Max osservò il verde degli occhi di Clara Vanthi, illuminati dalla luce che filtrava dal finestrino, e sorrise a sua volta.
“Ti amo, chiunque tu sia, anche se sei pazza”.
«Stai quindi dicendo che questo Azi-Dahhak visse ai tempi del faraone che cerchiamo come Mosè?»
«Non solo vissero nella stessa epoca. Fu lui ad assassinarlo. E da lì cominciò la deformazione della Bibbia e del passato».
«Porca miseria e chi era questo Azi-Dahhak? Compare nei registri storici?».
Due metri più in là, nella cabina di pilotaggio, il giornalista messicano Omar Chavarría, con le grandi cuffie sulle orecchie, si avvicinò al microfono di controllo.
«Chiedo l’autorizzazione per lasciare la regione di informazione di volo FIR LLLL Tel Aviv ed entrare nella zona FIR Cairo HECC. Altitudine trenta metri. Ci troviamo in una situazione militare delicata». Si girò verso i dodici elicotteri CH-47 Chinook da quindici tonnellate ognuno. «Ho dodici velivoli che mi seguono: unità di combattimento statunitensi che mi stanno attaccando. Richiedo appoggio militare dall’aeronautica egiziana affinché protegga il diritto di navigazione e l’equipaggio. È una missione ONU».
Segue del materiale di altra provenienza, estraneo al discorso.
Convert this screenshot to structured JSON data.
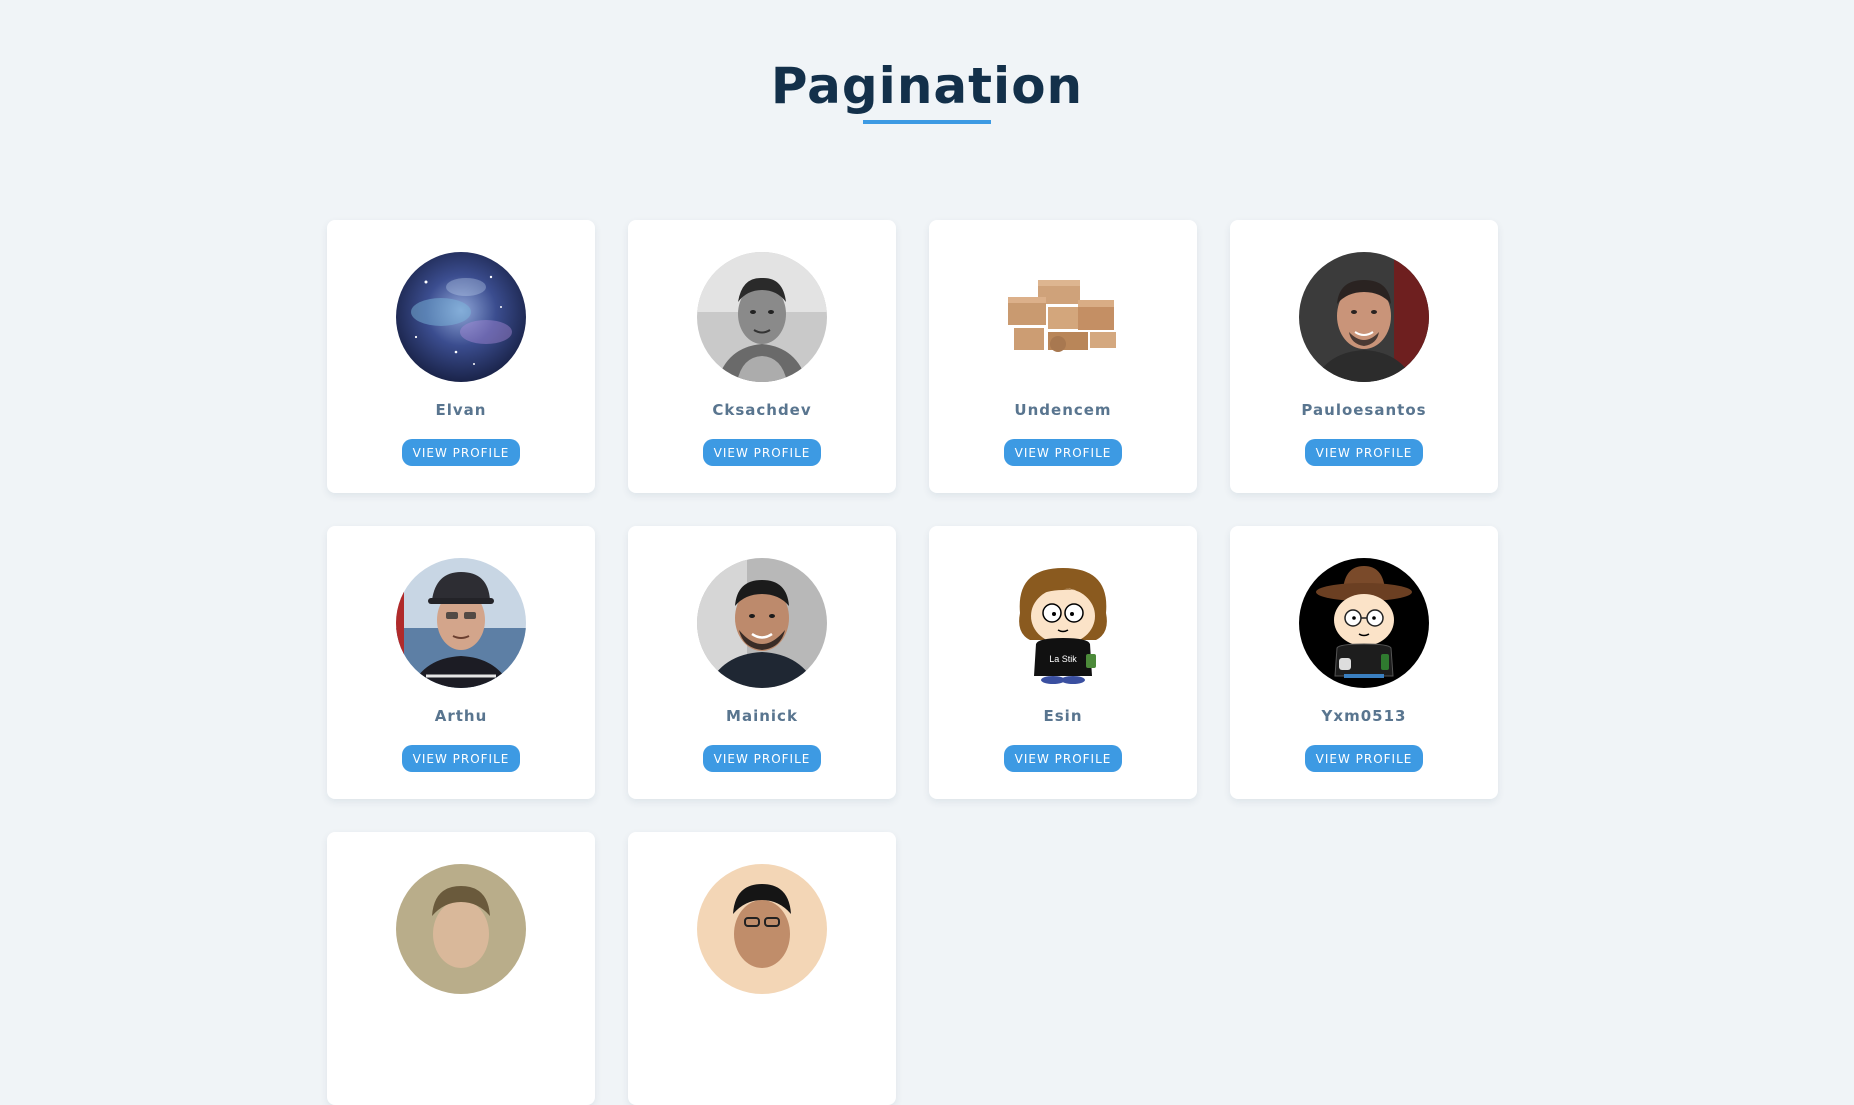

A due miglia aeree di distanza, nell’elicottero CH-47 Chinook 01, detto anche Marine One, del presidente degli Stati Uniti, il copilota Trevor Robert parlava al proprio microfono:
«Base Cairo, richiedo passaggio in zona aerea HECC e uscita dai radar».
Più indietro, nella stanzetta degli ospiti, percependo la vibrazione dei motori sulle gambe, il predicatore Abaddon Lotan afferrò la figlia per gli avambracci con violenza.
«Non mi rovinerai i rapporti con il presidente, maledetta strega. Sei Lilith?»
«No, papà». Gli si inginocchiò davanti.
«Sei Lilith?», gridò di nuovo Lotan.
«No, papà!», ripeté lei slacciandogli la cintura. Il reverendo le bloccò le mani, girandosi a guardare le due porte e le due videocamere sul soffitto. «Alzati, lurida maledetta. Non avrei mai dovuto generarti».
«Papà, non sono il diavolo! Ti do la mia parola! Non sono qui per tentarti, non ho mai rapito quei bambini!».
Lotan l’afferrò per i capelli.
«Ti perdono se fai una cosa per me».
«Tutto quello che vuoi, papà». Scoppiò a piangere contro le sue gambe. «Sono qui solo per adorarti e obbedirti! Dimmi cosa vuoi che faccia!».
«Difendi la tua stirpe. Siamo alla fine della guerra. La tua stirpe è bit-yakin. Lo capisci?». Indicò fuori dal finestrino l’elicottero Terminator, un paio di miglia aeree più avanti. «La donna che è lì dentro è una traditrice. È tua nemica. Lavora per quelli che mi odiano. È il gene D21S11». Riportò gli occhi sulla bellissima figlia, accarezzandole la guancia. «Vai da questa donna. Tu sei la figlia di Babilonia, lei la figlia dell’Egitto. Distruggila, Lilith. Usa la tua forza».